IN MOST ENVIRONMENTS, AND ESPECIALLY SO IN TODAY’S ENVIRONMENT, THE CHALLENGE FACING BUSINESSES IS TO FORECAST PERFORMANCE IN THE FACE OF UNCERTAINTY.
This applies both when planning for organic growth, or when acquiring new businesses (or making investments) for growth.
Companies (corporate development teams, investors, managers) sometimes make the below mistakes:
1. AIMING FOR TOO MUCH PRECISION – TRYING TO FACTOR IN ALL THE UNCERTAINTIES INTO A NEAT QUANTITATIVE FRAMEWORK.
This approach provides a false sense of security, and doesn’t actually help plan for opportunities or mitigate risks as a result of the uncertainty
OR
2. DISCARD ANALYTICAL PLANNING AND MAKE DECISIONS BASED ON GUT INSTINCT OR FEAR – BASED ON THE MARKET SENTIMENT, THE NEWS OF THE WEEK, WHAT THEY SEE COMPETITORS DOING.
This doesn’t serve them either since its no longer possible to adapt the strategy based on the intrinsic ability of the organization to execute a strategy, or to confidently pivot when market conditions change
OR
3. APPLY THE WRONG VALUATION FRAMEWORK TO THE SITUATION
Here’s a mental framework that I’ve found helpful to classify the uncertainty into four categories, so that the appropriate forecasting and valuation approach can be used.
CATEGORY 1: CLEAR ENOUGH:
This applies to industries and companies where the uncertainty doesn’t materially impact the forecast strategy for the business.
Note that uncertainty still exists (as it always does), but the business strategy does not need to fundamentally change based on how external events unfold.
This type of scenario can be relatively well understood with normal strategic analyses – by using market research, competitive analysis and the relative position of suppliers and customers.
Example: A manufacturing company in a mature market, established customer needs and a steady supply chain.
Valuation Approach: The output can be incorporated into a DCF model which factors in revenue growth, cost structure and investments
CATEGORY 2: ALTERNATIVE DISCRETE FUTURES
Based on market conditions, two or sometimes three potential outcomes are possible, and it is not easy to predict which scenario will unfold.
Example: A company launching a B2B product or service for the crypto / web3 economy.

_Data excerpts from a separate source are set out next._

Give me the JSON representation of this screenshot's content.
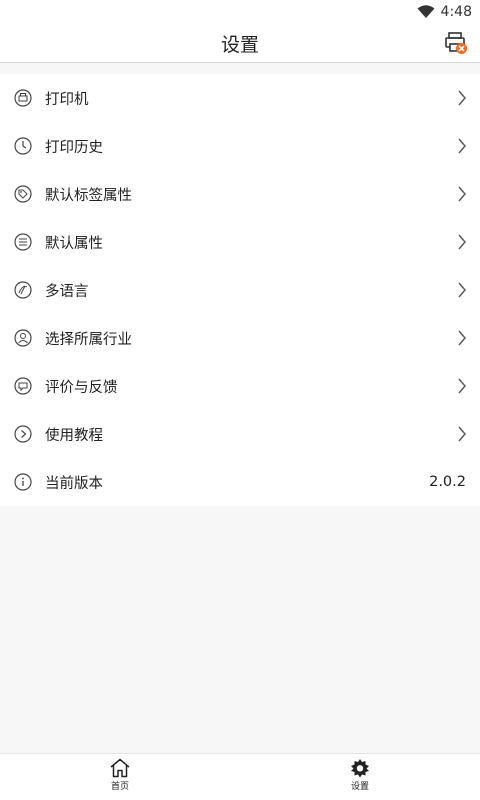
{
  "status_bar": {
    "time": "4:48",
    "icons": [
      "wifi-icon"
    ]
  },
  "header": {
    "title": "设置",
    "right_icon": "printer-error-icon"
  },
  "menu": [
    {
      "label": "打印机",
      "icon": "printer-circle-icon",
      "chevron": true
    },
    {
      "label": "打印历史",
      "icon": "clock-icon",
      "chevron": true
    },
    {
      "label": "默认标签属性",
      "icon": "tag-icon",
      "chevron": true
    },
    {
      "label": "默认属性",
      "icon": "list-icon",
      "chevron": true
    },
    {
      "label": "多语言",
      "icon": "language-icon",
      "chevron": true
    },
    {
      "label": "选择所属行业",
      "icon": "industry-icon",
      "chevron": true
    },
    {
      "label": "评价与反馈",
      "icon": "feedback-icon",
      "chevron": true
    },
    {
      "label": "使用教程",
      "icon": "play-icon",
      "chevron": true
    },
    {
      "label": "当前版本",
      "icon": "info-icon",
      "value": "2.0.2"
    }
  ],
  "tabbar": {
    "tabs": [
      {
        "label": "首页",
        "icon": "home-icon"
      },
      {
        "label": "设置",
        "icon": "gear-icon"
      }
    ]
  },
  "colors": {
    "accent": "#f26a21",
    "background": "#f7f7f7",
    "text": "#222222"
  }
}
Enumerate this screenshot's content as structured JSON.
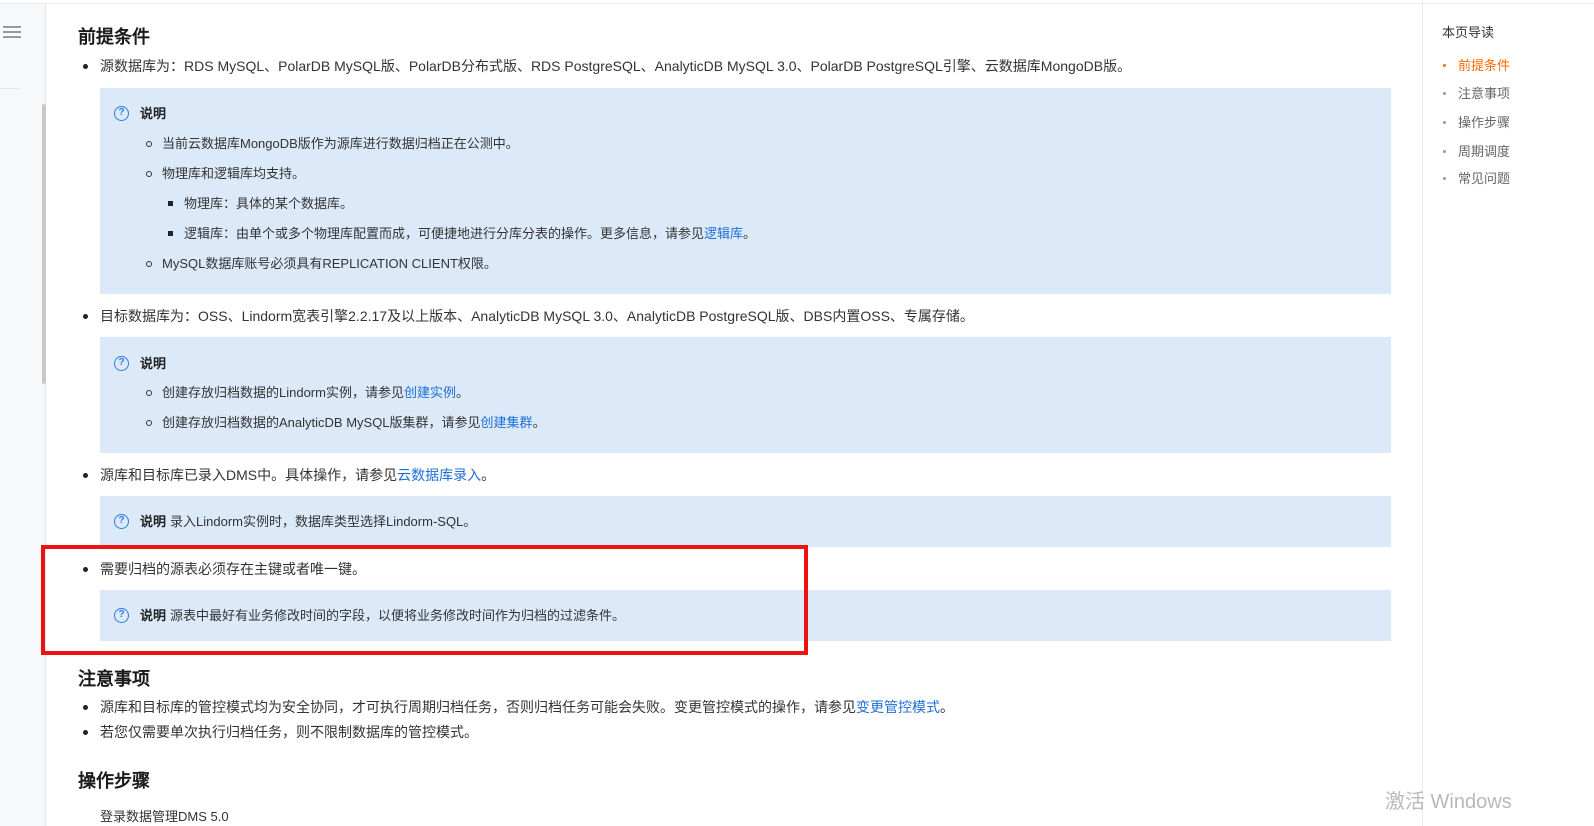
{
  "sections": {
    "prerequisites_title": "前提条件",
    "notes_title": "注意事项",
    "steps_title": "操作步骤"
  },
  "prereq": {
    "item1": "源数据库为：RDS MySQL、PolarDB MySQL版、PolarDB分布式版、RDS PostgreSQL、AnalyticDB MySQL 3.0、PolarDB PostgreSQL引擎、云数据库MongoDB版。",
    "note_label": "说明",
    "note1_a": "当前云数据库MongoDB版作为源库进行数据归档正在公测中。",
    "note1_b": "物理库和逻辑库均支持。",
    "note1_b1": "物理库：具体的某个数据库。",
    "note1_b2_prefix": "逻辑库：由单个或多个物理库配置而成，可便捷地进行分库分表的操作。更多信息，请参见",
    "note1_b2_link": "逻辑库",
    "note1_b2_suffix": "。",
    "note1_c": "MySQL数据库账号必须具有REPLICATION CLIENT权限。",
    "item2": "目标数据库为：OSS、Lindorm宽表引擎2.2.17及以上版本、AnalyticDB MySQL 3.0、AnalyticDB PostgreSQL版、DBS内置OSS、专属存储。",
    "note2_a_prefix": "创建存放归档数据的Lindorm实例，请参见",
    "note2_a_link": "创建实例",
    "note2_a_suffix": "。",
    "note2_b_prefix": "创建存放归档数据的AnalyticDB MySQL版集群，请参见",
    "note2_b_link": "创建集群",
    "note2_b_suffix": "。",
    "item3_prefix": "源库和目标库已录入DMS中。具体操作，请参见",
    "item3_link": "云数据库录入",
    "item3_suffix": "。",
    "note3": "录入Lindorm实例时，数据库类型选择Lindorm-SQL。",
    "item4": "需要归档的源表必须存在主键或者唯一键。",
    "note4": "源表中最好有业务修改时间的字段，以便将业务修改时间作为归档的过滤条件。"
  },
  "notes": {
    "item1_prefix": "源库和目标库的管控模式均为安全协同，才可执行周期归档任务，否则归档任务可能会失败。变更管控模式的操作，请参见",
    "item1_link": "变更管控模式",
    "item1_suffix": "。",
    "item2": "若您仅需要单次执行归档任务，则不限制数据库的管控模式。"
  },
  "steps": {
    "item1_partial": "登录数据管理DMS 5.0"
  },
  "toc": {
    "title": "本页导读",
    "items": [
      "前提条件",
      "注意事项",
      "操作步骤",
      "周期调度",
      "常见问题"
    ],
    "active_index": 0
  },
  "watermark": "激活 Windows",
  "colors": {
    "link": "#1f6fd6",
    "note_bg": "#dbe9f8",
    "toc_active": "#ff6a00",
    "highlight_box": "#ee1111"
  },
  "icons": {
    "menu": "hamburger-menu-icon",
    "note": "question-circle-icon"
  }
}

The demand for this product could be either strong or weak based on the broader adoption of web3, but is unknown at launch time.
Valuation Approach:
Assign probabilities to different scenarios that could unfold, and model the economics of each scenario.
This approach assumes that the business would pivot its strategy as the future becomes clearer, but its not clear which of the future scenarios will prevail.

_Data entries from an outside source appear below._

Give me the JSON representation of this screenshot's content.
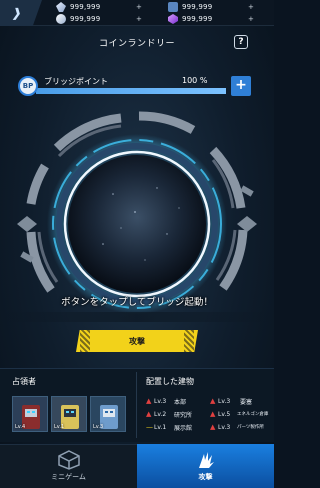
{
  "resources": [
    {
      "icon": "crystal-icon",
      "value": "999,999",
      "plus": "+"
    },
    {
      "icon": "gem-icon",
      "value": "999,999",
      "plus": "+"
    },
    {
      "icon": "gear-chip-icon",
      "value": "999,999",
      "plus": "+"
    },
    {
      "icon": "energy-icon",
      "value": "999,999",
      "plus": "+"
    }
  ],
  "header": {
    "title": "コインランドリー",
    "help": "?"
  },
  "bridge": {
    "badge": "BP",
    "label": "ブリッジポイント",
    "percent_text": "100 %",
    "progress": 1.0,
    "add": "+"
  },
  "message": "ボタンをタップしてブリッジ起動！",
  "attack": {
    "label": "攻撃"
  },
  "occupants": {
    "title": "占領者",
    "cards": [
      {
        "lv": "Lv.4",
        "color": "#7a2a2a"
      },
      {
        "lv": "Lv.1",
        "color": "#c4b050"
      },
      {
        "lv": "Lv.3",
        "color": "#4f7fb0"
      }
    ]
  },
  "buildings": {
    "title": "配置した建物",
    "rows": [
      {
        "dir": "up",
        "lv": "Lv.3",
        "name": "本部"
      },
      {
        "dir": "up",
        "lv": "Lv.3",
        "name": "要塞"
      },
      {
        "dir": "up",
        "lv": "Lv.2",
        "name": "研究所"
      },
      {
        "dir": "up",
        "lv": "Lv.5",
        "name": "エネルゴン倉庫"
      },
      {
        "dir": "flat",
        "lv": "Lv.1",
        "name": "展示館"
      },
      {
        "dir": "up",
        "lv": "Lv.3",
        "name": "パーツ製作所"
      }
    ]
  },
  "nav": {
    "minigame": "ミニゲーム",
    "attack": "攻撃"
  },
  "colors": {
    "accent": "#2f7fd6",
    "attack_yellow": "#f2d21a",
    "up_arrow": "#e04040",
    "flat": "#f2d21a"
  }
}
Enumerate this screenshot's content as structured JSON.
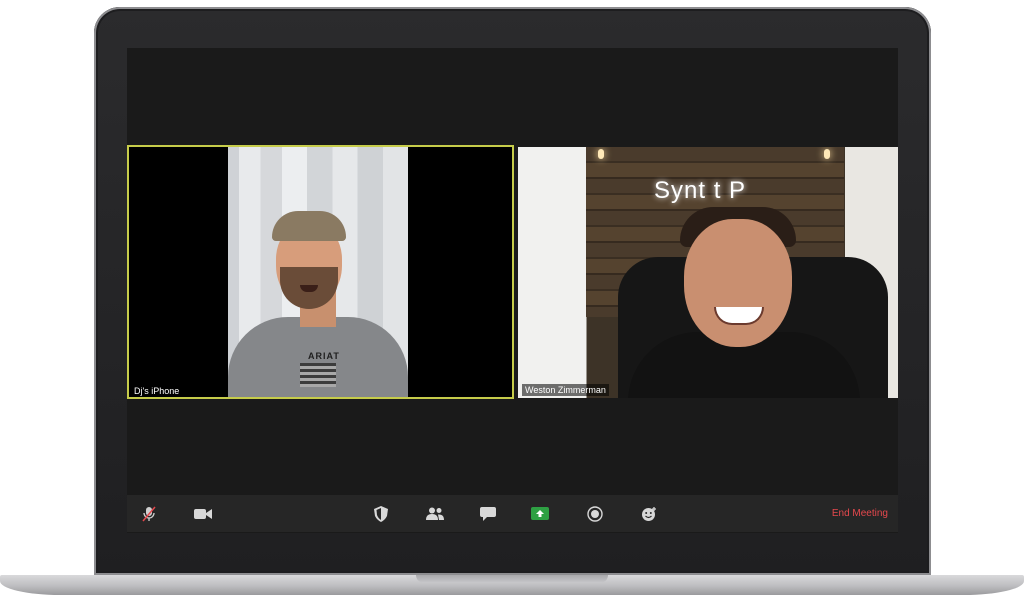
{
  "participants": [
    {
      "name": "Dj's iPhone",
      "active_speaker": true
    },
    {
      "name": "Weston Zimmerman",
      "active_speaker": false
    }
  ],
  "scene_text": {
    "shirt_brand": "ARIAT",
    "wall_sign": "Synt  t  P"
  },
  "toolbar": {
    "buttons": [
      {
        "icon": "mic-muted-icon"
      },
      {
        "icon": "video-icon"
      },
      {
        "icon": "security-shield-icon"
      },
      {
        "icon": "participants-icon"
      },
      {
        "icon": "chat-icon"
      },
      {
        "icon": "share-screen-icon"
      },
      {
        "icon": "record-icon"
      },
      {
        "icon": "reactions-icon"
      }
    ],
    "end_meeting_label": "End Meeting"
  },
  "colors": {
    "active_speaker_border": "#c6cc4a",
    "share_green": "#2ea043",
    "end_red": "#e5484d",
    "toolbar_bg": "#262626"
  }
}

For example, the web3 company might need to pivot its GTM strategy to partner vs. selling directly, or choose a product-only vs. product + service model.
Based on the possible outcomes, the valuation approaches for each scenario could be quite different since the strategy itself changes – impacting pricing, cost structure and investment needs.

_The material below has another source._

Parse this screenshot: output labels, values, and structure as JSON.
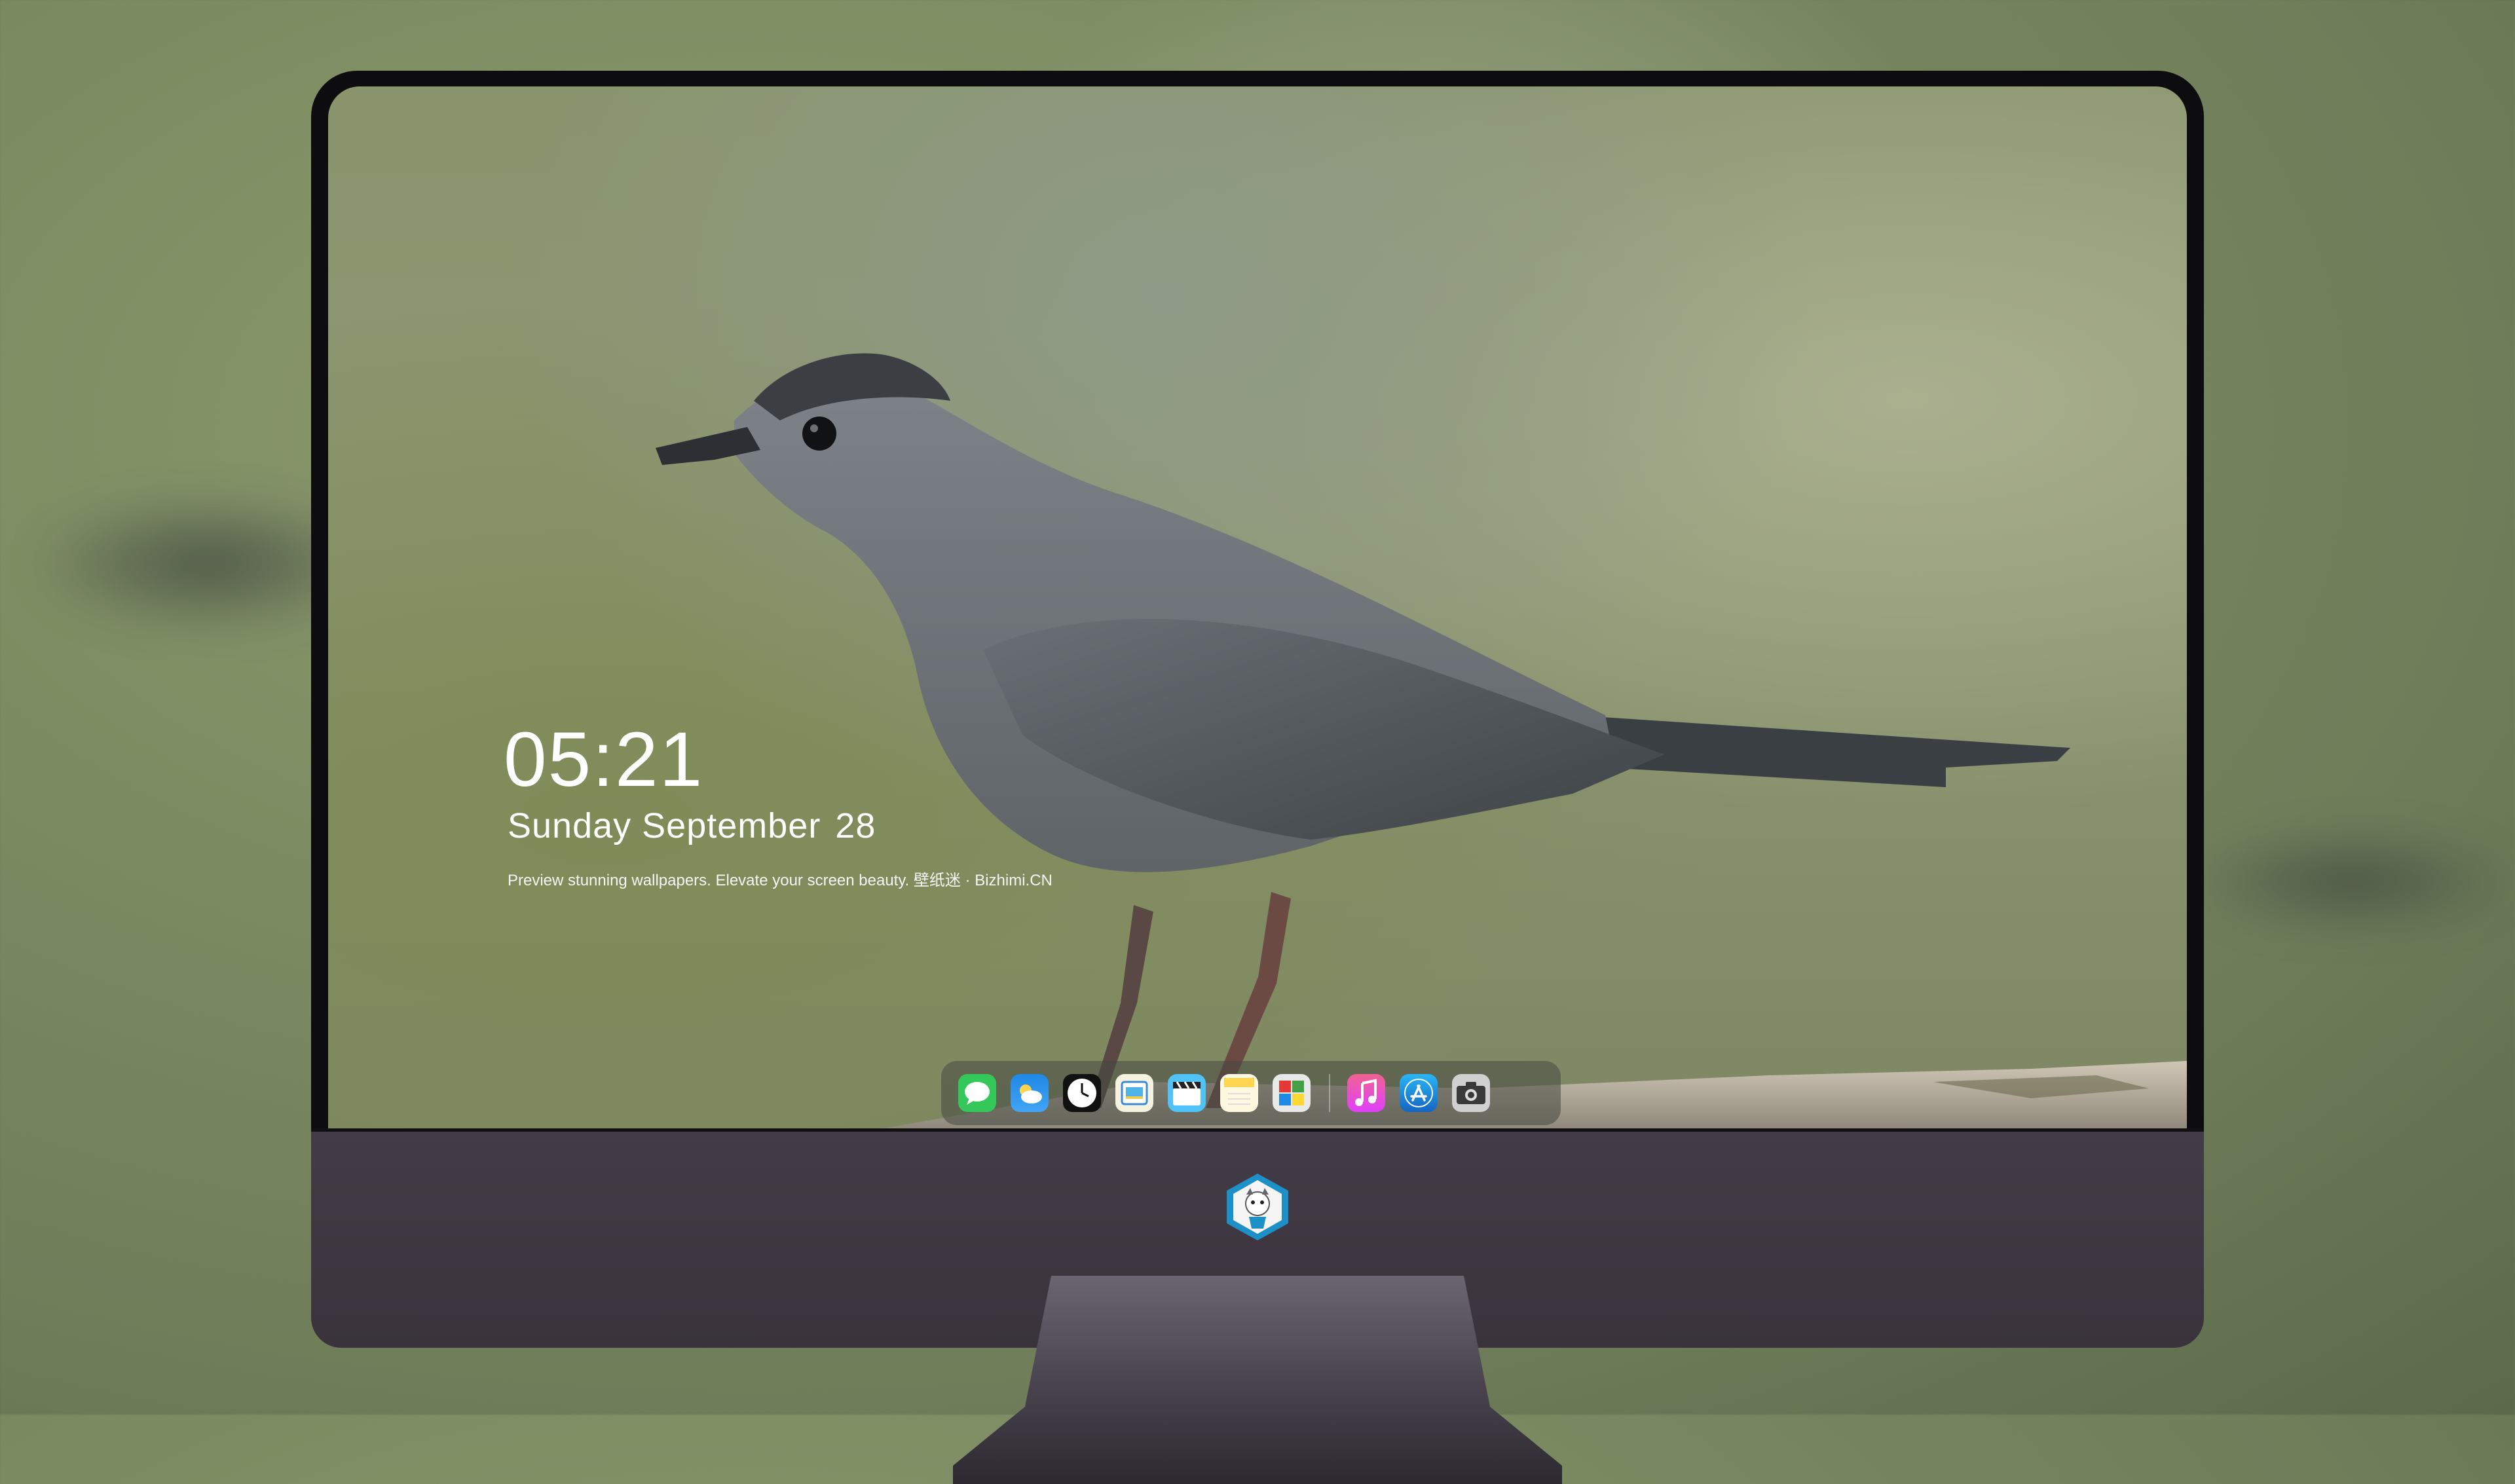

CATEGORY 3: GREY-SCALE FUTURE
In this case, the future outcome changes are continuous and not discrete.
Example: A company launching an existing product (that worked in a mature market) into an emerging geography could see a range of success scenarios (from zero adoption to resounding success).
Valuation Approach:
Identify the potential future outcome and pick the one or two key underlying drivers that will predict the success of the approach.
Then build in sensitivity analysis that flexes the valuation based on the underlying drivers.
The key is to keep it simple. Using more than three drivers can over-complicate the analysis and slow down decision making.
CATEGORY 4: COMPLETE UNCERTAINTY
This can happen in situations where the underlying drivers are very hard to predict or even identify.
Example:
An established B2B and B2C telecom company that wants to develop an adjacency in multi-media and digital marketing.
The number of variables in this situation are so many that its hard to even list them all – from competition from smaller incumbents, to its ability to build or acquire the technology, to integrating the adjacency with its existing solutions.
Valuation Approach:
This is admittedly the hardest type of scenario to value a company in.
However, it’s important to resist the temptation to make decisions or investment purely on “gut instinct” and to throw data aside.
Companies should instead catalog (i) what they do know, (ii) what is possible to learn, with some effort, and (iii) what indicators to track closely that can tell them when to change their decisions.
Companies can also study how other companies in the same industry are adapting, and learn from how similar situations unfolded in other markets (or even other industries), and value the opportunity by using a peer-based or prior-transaction based approach – which reduces the risk of biased and subjective assumptions.